Indoor track: building better athletes

For head indoor track coach Dan Hansen, the upcoming season isn’t about winning a state championship.

Hansen said he wants the team to improve on its performance last year at State, when the Wolves scored 16 points at the competition. However, he wants to help give the competitors an edge in whichever sport they later participate in.

“Our goal is to get better,” Hansen said. “We’re just trying to build better overall athletes.”

Indoor track is often seen as an activity that prepares and feeds athletes into spring track and field. Hansen also admits some of the athletes he sees go into other sports during the spring and fall seasons and wants to help them improve as well. While practice doesn’t officially start until Jan. 2, Hansen said he’s encouraging kids that have signed up to put their work in at the weight room after school. Hansen said he has 35 students signed up for indoor track, expecting another 10 or 15 students to join before the start of the new year. Of those students, he expects a few, like seniors Marcos Valerio and David Martinez, to join the spring track team. Valerio took seventh at the state cross country meet in Sheridan, earning All-State honors in the process. Martinez took fourth in discus at the state track-and-field meet last May.
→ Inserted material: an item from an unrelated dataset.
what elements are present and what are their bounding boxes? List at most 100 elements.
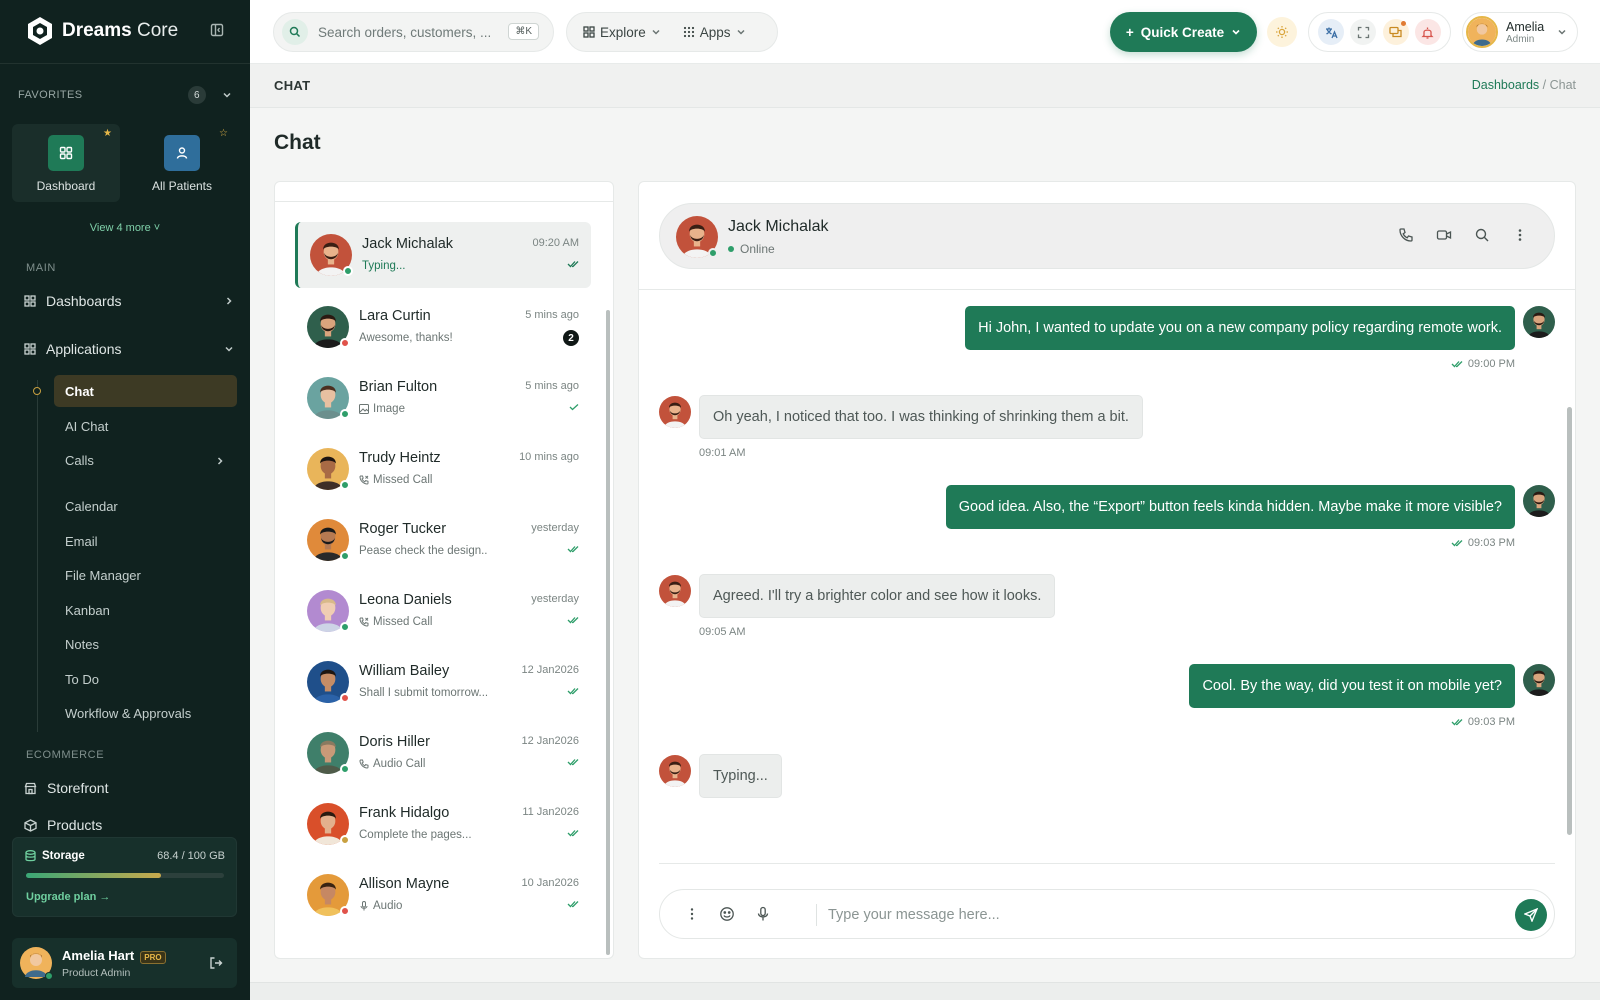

Hansen said he’s grateful the school board decided to continue the indoor track program. The activity was initially scheduled to be axed due to reductions in funding from the state, but the school board found alternate funds to continue it, as well as the spring tennis and wrestling cheer activities.

“Without that, what would these kids be doing,” Hansen said. “These kids need to get a competitive edge. It makes you a better athlete.”